The 3 Levels of Effective Practice

I’m always on the lookout for new ways to understand highly effective practice, and recently came across a keeper from Vern Gambetta, the well-known coach and athletic consultant. It’s called “winning the workout.” (Here’s a short video describing it.)

At its core is the idea that there are three essential ways of approaching a practice session.

  • Level 1) You show up. You do the job exactly as you’re told to do it; nothing more, nothing less. You get a little better.
  • Level 2) You show up. You do the job, and you target certain tasks that’ll help you toward your goal. You work the workout, push yourself, think about technique. You get a lot better.
  • Level 3) You show up, having thought about how today’s session fits into the larger goal. You work very hard, pushing yourself into the discomfort zone over and over, with full commitment.
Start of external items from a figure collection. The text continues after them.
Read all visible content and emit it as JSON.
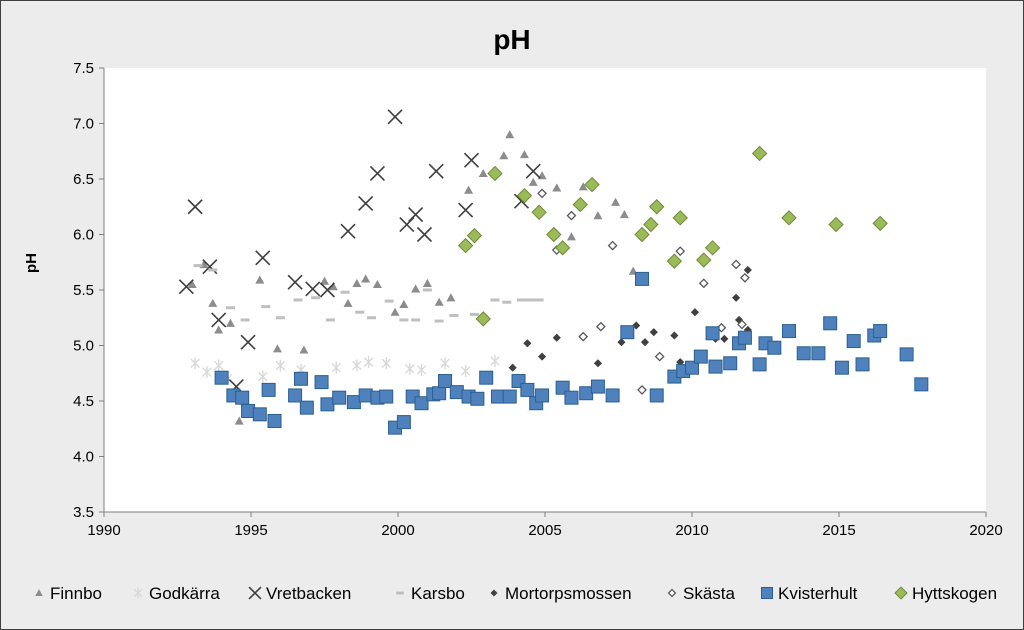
{
  "chart_data": {
    "type": "scatter",
    "title": "pH",
    "xlabel": "",
    "ylabel": "pH",
    "xlim": [
      1990,
      2020
    ],
    "ylim": [
      3.5,
      7.5
    ],
    "xticks": [
      "1990",
      "1995",
      "2000",
      "2005",
      "2010",
      "2015",
      "2020"
    ],
    "yticks": [
      "3.5",
      "4.0",
      "4.5",
      "5.0",
      "5.5",
      "6.0",
      "6.5",
      "7.0",
      "7.5"
    ],
    "grid": false,
    "legend": "bottom",
    "series": [
      {
        "name": "Finnbo",
        "marker": "triangle",
        "color": "#8c8c8c",
        "x": [
          1993.0,
          1993.4,
          1993.7,
          1993.9,
          1994.3,
          1994.6,
          1995.3,
          1995.9,
          1996.8,
          1997.5,
          1997.8,
          1998.3,
          1998.6,
          1998.9,
          1999.3,
          1999.9,
          2000.2,
          2000.6,
          2001.0,
          2001.4,
          2001.8,
          2002.4,
          2002.9,
          2003.6,
          2003.8,
          2004.3,
          2004.6,
          2004.9,
          2005.4,
          2005.9,
          2006.3,
          2006.8,
          2007.4,
          2007.7,
          2008.0
        ],
        "y": [
          5.55,
          5.73,
          5.38,
          5.14,
          5.2,
          4.32,
          5.59,
          4.97,
          4.96,
          5.58,
          5.53,
          5.38,
          5.56,
          5.6,
          5.55,
          5.3,
          5.37,
          5.51,
          5.56,
          5.39,
          5.43,
          6.4,
          6.55,
          6.71,
          6.9,
          6.72,
          6.47,
          6.53,
          6.42,
          5.98,
          6.43,
          6.17,
          6.29,
          6.18,
          5.67
        ]
      },
      {
        "name": "Godkärra",
        "marker": "star",
        "color": "#d9d9d9",
        "x": [
          1993.1,
          1993.5,
          1993.9,
          1994.2,
          1995.4,
          1996.0,
          1996.7,
          1997.3,
          1997.9,
          1998.6,
          1999.0,
          1999.6,
          2000.4,
          2000.8,
          2001.6,
          2002.3,
          2003.3
        ],
        "y": [
          4.84,
          4.76,
          4.82,
          4.7,
          4.72,
          4.82,
          4.78,
          4.68,
          4.8,
          4.82,
          4.85,
          4.84,
          4.79,
          4.78,
          4.84,
          4.77,
          4.86
        ]
      },
      {
        "name": "Vretbacken",
        "marker": "x",
        "color": "#3f3f3f",
        "x": [
          1992.8,
          1993.1,
          1993.6,
          1993.9,
          1994.5,
          1994.9,
          1995.4,
          1996.5,
          1997.1,
          1997.6,
          1998.3,
          1998.9,
          1999.3,
          1999.9,
          2000.3,
          2000.6,
          2000.9,
          2001.3,
          2002.3,
          2002.5,
          2004.2,
          2004.6
        ],
        "y": [
          5.53,
          6.25,
          5.71,
          5.23,
          4.63,
          5.03,
          5.79,
          5.57,
          5.51,
          5.5,
          6.03,
          6.28,
          6.55,
          7.06,
          6.09,
          6.18,
          6.0,
          6.57,
          6.22,
          6.67,
          6.3,
          6.57
        ]
      },
      {
        "name": "Karsbo",
        "marker": "dash",
        "color": "#bfbfbf",
        "x": [
          1993.2,
          1993.7,
          1994.3,
          1994.8,
          1995.5,
          1996.0,
          1996.6,
          1997.2,
          1997.7,
          1998.2,
          1998.7,
          1999.1,
          1999.7,
          2000.2,
          2000.6,
          2001.0,
          2001.4,
          2001.9,
          2002.6,
          2003.3,
          2003.7,
          2004.2,
          2004.5,
          2004.8
        ],
        "y": [
          5.72,
          5.68,
          5.34,
          5.23,
          5.35,
          5.25,
          5.41,
          5.43,
          5.23,
          5.48,
          5.3,
          5.25,
          5.4,
          5.23,
          5.23,
          5.5,
          5.22,
          5.27,
          5.28,
          5.41,
          5.39,
          5.41,
          5.41,
          5.41
        ]
      },
      {
        "name": "Mortorpsmossen",
        "marker": "diamond",
        "color": "#404040",
        "x": [
          2003.9,
          2004.4,
          2004.9,
          2005.4,
          2006.8,
          2007.6,
          2008.1,
          2008.4,
          2008.7,
          2009.4,
          2009.6,
          2010.1,
          2010.8,
          2011.1,
          2011.5,
          2011.9,
          2011.6,
          2011.9
        ],
        "y": [
          4.8,
          5.02,
          4.9,
          5.07,
          4.84,
          5.03,
          5.18,
          5.03,
          5.12,
          5.09,
          4.85,
          5.3,
          5.06,
          5.06,
          5.43,
          5.14,
          5.23,
          5.68
        ]
      },
      {
        "name": "Skästa",
        "marker": "diamond-open",
        "color": "#595959",
        "x": [
          2004.9,
          2005.4,
          2005.9,
          2006.3,
          2006.9,
          2007.3,
          2008.3,
          2008.9,
          2009.6,
          2010.4,
          2011.0,
          2011.5,
          2011.8,
          2011.7
        ],
        "y": [
          6.37,
          5.86,
          6.17,
          5.08,
          5.17,
          5.9,
          4.6,
          4.9,
          5.85,
          5.56,
          5.16,
          5.73,
          5.61,
          5.19
        ]
      },
      {
        "name": "Kvisterhult",
        "marker": "square",
        "color": "#4f81bd",
        "x": [
          1994.0,
          1994.4,
          1994.7,
          1994.9,
          1995.3,
          1995.6,
          1995.8,
          1996.5,
          1996.7,
          1996.9,
          1997.4,
          1997.6,
          1998.0,
          1998.5,
          1998.9,
          1999.3,
          1999.6,
          1999.9,
          2000.2,
          2000.5,
          2000.8,
          2001.2,
          2001.4,
          2001.6,
          2002.0,
          2002.4,
          2002.7,
          2003.0,
          2003.4,
          2003.8,
          2004.1,
          2004.4,
          2004.7,
          2004.9,
          2005.6,
          2005.9,
          2006.4,
          2006.8,
          2007.3,
          2007.8,
          2008.3,
          2008.8,
          2009.4,
          2009.7,
          2010.0,
          2010.3,
          2010.7,
          2010.8,
          2011.3,
          2011.6,
          2011.8,
          2012.3,
          2012.5,
          2012.8,
          2013.3,
          2013.8,
          2014.3,
          2014.7,
          2015.1,
          2015.5,
          2015.8,
          2016.2,
          2016.4,
          2017.3,
          2017.8
        ],
        "y": [
          4.71,
          4.55,
          4.53,
          4.41,
          4.38,
          4.6,
          4.32,
          4.55,
          4.7,
          4.44,
          4.67,
          4.47,
          4.53,
          4.49,
          4.55,
          4.53,
          4.54,
          4.26,
          4.31,
          4.54,
          4.48,
          4.56,
          4.57,
          4.68,
          4.58,
          4.54,
          4.52,
          4.71,
          4.54,
          4.54,
          4.68,
          4.6,
          4.48,
          4.55,
          4.62,
          4.53,
          4.57,
          4.63,
          4.55,
          5.12,
          5.6,
          4.55,
          4.72,
          4.77,
          4.8,
          4.9,
          5.11,
          4.81,
          4.84,
          5.02,
          5.07,
          4.83,
          5.02,
          4.98,
          5.13,
          4.93,
          4.93,
          5.2,
          4.8,
          5.04,
          4.83,
          5.09,
          5.13,
          4.92,
          4.65
        ]
      },
      {
        "name": "Hyttskogen",
        "marker": "diamond",
        "color": "#9bbb59",
        "x": [
          2002.3,
          2002.6,
          2002.9,
          2003.3,
          2004.3,
          2004.8,
          2005.3,
          2005.6,
          2006.2,
          2006.6,
          2008.3,
          2008.6,
          2008.8,
          2009.4,
          2009.6,
          2010.4,
          2010.7,
          2012.3,
          2013.3,
          2014.9,
          2016.4
        ],
        "y": [
          5.9,
          5.99,
          5.24,
          6.55,
          6.35,
          6.2,
          6.0,
          5.88,
          6.27,
          6.45,
          6.0,
          6.09,
          6.25,
          5.76,
          6.15,
          5.77,
          5.88,
          6.73,
          6.15,
          6.09,
          6.1
        ]
      }
    ]
  }
}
Later, you reflect/analyze/critique your performance with a cool, objective eye. You get a LOT better, creating what Gambetta calls “the quantum leap.”

Think of the three levels as bronze, silver, and gold. Level 3 is winning the workout.

Traditionally, when we talk about effective practice, we use the idea of focus — the amount of attention a person puts into their actions. After all, that’s the one word parents and coaches often yell from the sidelines — “Focus!” (And it usually works about as well as you’d expect.)

One reason I like Gambetta’s concept is that it takes us beyond the primitive idea of focus and into the more targeted idea of investment — sensing and measuring the total amount of time and energy put into the process of getting better. I also like it because it embraces the semi-revolutionary idea that some of the most vital work happens away from the practice space, in the time we use to reflect, strategize, plan, and figure out honest answers to those two simple but immensely difficult questions we face every day: where are we right now, really? Where we want to be tomorrow?

The more immediate question is, how do you increase investment and win the workout? Here are two ideas.

  • 1) Notebooks. Writing stuff down is a good way to increase planning, reflection, and understanding; it lets us think our way past obstacles and see ourselves clearly. Check out writingathletes.com for some good ideas and tools.
  • 2) Make a habit of connecting every session, every drill, to the longterm goal. One way to think about this is to think like a movie camera, zooming in and out. Zoom in on the task, then zoom out to show where it fits in the bigger picture.

(Big thanks to sharp-eyed reader Gerald Murray for alerting me to Gambetta’s work.)